CEI’s Battered Business Bureau: The Week In Regulation
This week in the world of regulation:
- Last week, 61 new final rules were published, up from 60 the previous hurricane-shortened week.
- That’s the equivalent of a new regulation every 2 hours and 46 minutes — 24 hours a day, 7 days a week.
- All in all, 3,256 final rules have been published in the Federal Register this year.
- If this keeps up, the total tally for 2012 will be 3,795 new rules.
- Last week, 1,168 new pages were added to the 2012 Federal Register, for a total of 67,425 pages.
- At its current pace, the 2012 Federal Register will run 77,323 pages.
- Rules are called “economically significant” if they have costs of $100 million or more in a given year. The 43 such rules published so far in 2012 have compliance costs of at least $23.9 billion. Two of the rules do not have cost estimates, and a third cost estimate does not give a total annual cost. We assume that rules lacking this basic transparency measure cost the bare minimum of $100 million per year. The true cost is almost certainly higher.
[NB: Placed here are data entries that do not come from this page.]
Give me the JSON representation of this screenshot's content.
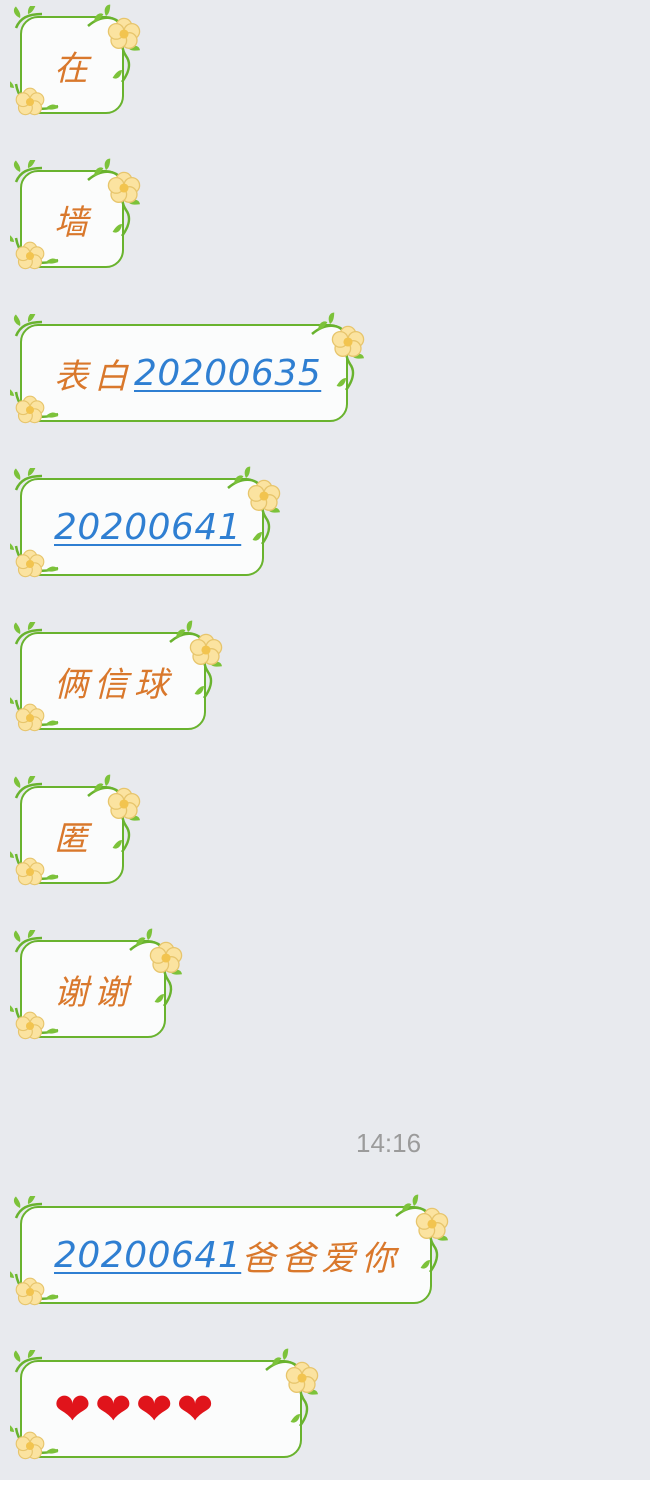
{
  "chat": {
    "messages": [
      {
        "id": "m1",
        "parts": [
          {
            "type": "text",
            "text": "在"
          }
        ]
      },
      {
        "id": "m2",
        "parts": [
          {
            "type": "text",
            "text": "墙"
          }
        ]
      },
      {
        "id": "m3",
        "parts": [
          {
            "type": "text",
            "text": "表白"
          },
          {
            "type": "link",
            "text": "20200635"
          }
        ]
      },
      {
        "id": "m4",
        "parts": [
          {
            "type": "link",
            "text": "20200641"
          }
        ]
      },
      {
        "id": "m5",
        "parts": [
          {
            "type": "text",
            "text": "俩信球"
          }
        ]
      },
      {
        "id": "m6",
        "parts": [
          {
            "type": "text",
            "text": "匿"
          }
        ]
      },
      {
        "id": "m7",
        "parts": [
          {
            "type": "text",
            "text": "谢谢"
          }
        ]
      },
      {
        "id": "m8",
        "parts": [
          {
            "type": "link",
            "text": "20200641"
          },
          {
            "type": "text",
            "text": "爸爸爱你"
          }
        ]
      },
      {
        "id": "m9",
        "parts": [
          {
            "type": "emoji",
            "text": "❤❤❤❤"
          }
        ]
      }
    ],
    "timestamp": "14:16"
  },
  "theme": {
    "chat_background": "#e8eaee",
    "bubble_border": "#69b32e",
    "bubble_fill": "#fbfcfc",
    "text_color": "#d9782c",
    "link_color": "#2f7fd2",
    "flower_color": "#fbe3a0",
    "heart_color": "#e0141b"
  },
  "icons": [
    "flower-vine-decoration",
    "heart-emoji"
  ]
}
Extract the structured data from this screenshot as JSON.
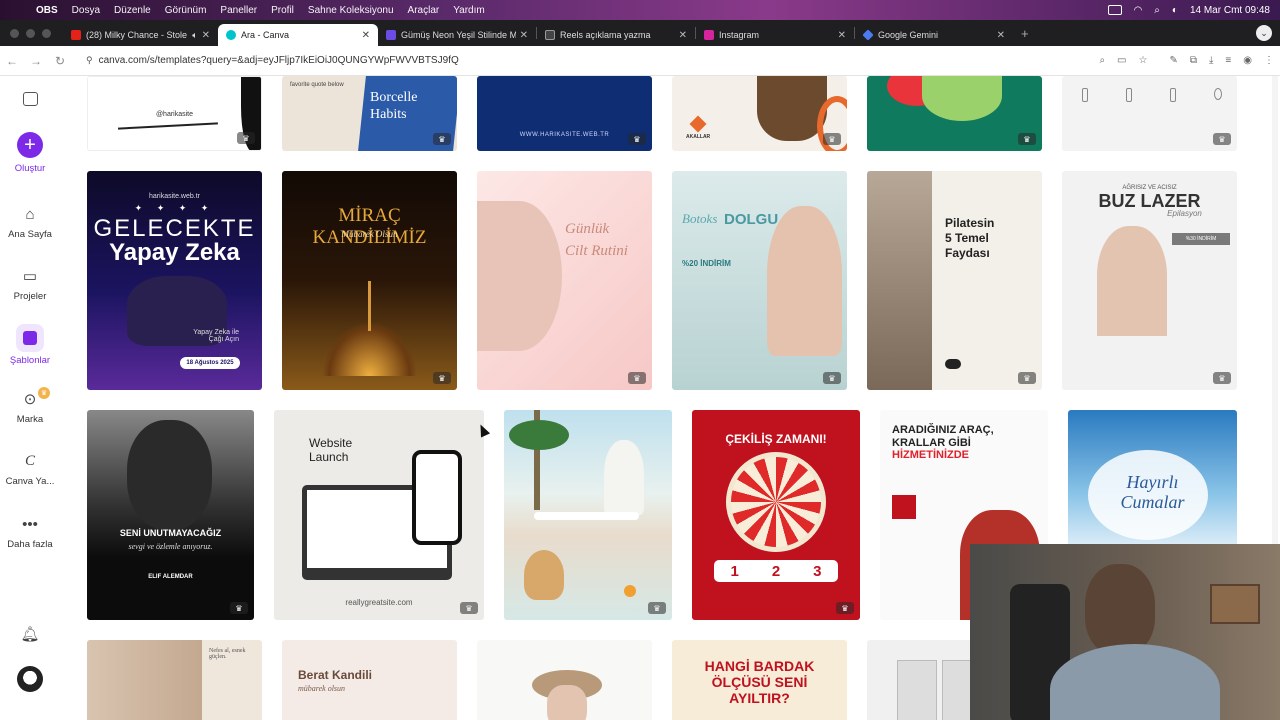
{
  "menubar": {
    "app": "OBS",
    "items": [
      "Dosya",
      "Düzenle",
      "Görünüm",
      "Paneller",
      "Profil",
      "Sahne Koleksiyonu",
      "Araçlar",
      "Yardım"
    ],
    "datetime": "14 Mar Cmt  09:48"
  },
  "tabs": [
    {
      "title": "(28) Milky Chance - Stole",
      "favicon_color": "#e62117"
    },
    {
      "title": "Ara - Canva",
      "favicon_color": "#00c4cc"
    },
    {
      "title": "Gümüş Neon Yeşil Stilinde M",
      "favicon_color": "#6b4ce6"
    },
    {
      "title": "Reels açıklama yazma",
      "favicon_color": "#444444"
    },
    {
      "title": "Instagram",
      "favicon_color": "#d6249f"
    },
    {
      "title": "Google Gemini",
      "favicon_color": "#4a7cf0"
    }
  ],
  "address": {
    "url": "canva.com/s/templates?query=&adj=eyJFljp7IkEiOiJ0QUNGYWpFWVVBTSJ9fQ"
  },
  "sidebar": {
    "create": "Oluştur",
    "items": [
      "Ana Sayfa",
      "Projeler",
      "Şablonlar",
      "Marka",
      "Canva Ya...",
      "Daha fazla"
    ]
  },
  "templates": {
    "row0": {
      "c1": "@harikasite",
      "c2a": "favorite quote below",
      "c2b": "Borcelle Habits",
      "c3": "WWW.HARIKASITE.WEB.TR",
      "c4": "AKALLAR"
    },
    "row1": {
      "c1a": "harikasite.web.tr",
      "c1b": "GELECEKTE",
      "c1c": "Yapay Zeka",
      "c1d": "Yapay Zeka ile Çağı Açın",
      "c1e": "18 Ağustos 2025",
      "c2a": "MİRAÇ KANDİLİMİZ",
      "c2b": "Mübarek Olsun",
      "c3a": "Günlük",
      "c3b": "Cilt Rutini",
      "c4a": "Botoks",
      "c4b": "DOLGU",
      "c4c": "%20 İNDİRİM",
      "c5a": "Pilatesin",
      "c5b": "5 Temel",
      "c5c": "Faydası",
      "c6a": "AĞRISIZ VE ACISIZ",
      "c6b": "BUZ LAZER",
      "c6c": "Epilasyon",
      "c6d": "%30 İNDİRİM"
    },
    "row2": {
      "c1a": "SENİ UNUTMAYACAĞIZ",
      "c1b": "sevgi ve özlemle anıyoruz.",
      "c1c": "ELIF ALEMDAR",
      "c2a": "Website",
      "c2b": "Launch",
      "c2c": "reallygreatsite.com",
      "c4": "ÇEKİLİŞ ZAMANI!",
      "c5a": "ARADIĞINIZ ARAÇ,",
      "c5b": "KRALLAR GİBİ",
      "c5c": "HİZMETİNİZDE",
      "c6a": "Hayırlı",
      "c6b": "Cumalar"
    },
    "row3": {
      "c1": "Nefes al, esnek güçlen.",
      "c2a": "Berat Kandili",
      "c2b": "mübarek olsun",
      "c4a": "HANGİ BARDAK",
      "c4b": "ÖLÇÜSÜ SENİ",
      "c4c": "AYILTIR?"
    }
  }
}
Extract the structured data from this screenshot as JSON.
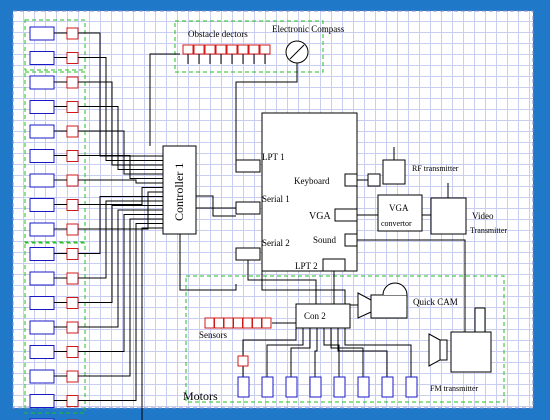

- One economically significant rule was published last week.
- So far, 313 final rules that meet the broader definition of “significant” have been published in 2012.
- So far this year, 610 final rules affect small business; 88 of them are significant rules.
Highlights from final rules published last week:
- An economically significant health care rule would increase Medicare spending by about $250 million next year on end-stage renal disease. I am scoring this rule as zero-cost in our running tally, since the costs are in government spending, not compliance.
- New residue testing requirements under the National Organic Program.
- The FAA has withdrawn a rule previously mentioned in this space that would have established voluntary licenses for amateur rocketry. Public commenters argued that the rule would be costly for small businesses, rocket enthusiasts, and the government itself, with little in the way of safety benefits. They were persuasive enough that the FAA withdrew the rule. Kudos for listening, FAA.
- The CPSC has released new safety standards for infant swings.
- The Federal Mediation and Conciliation Service has amended its Freedom of Information Act regulations.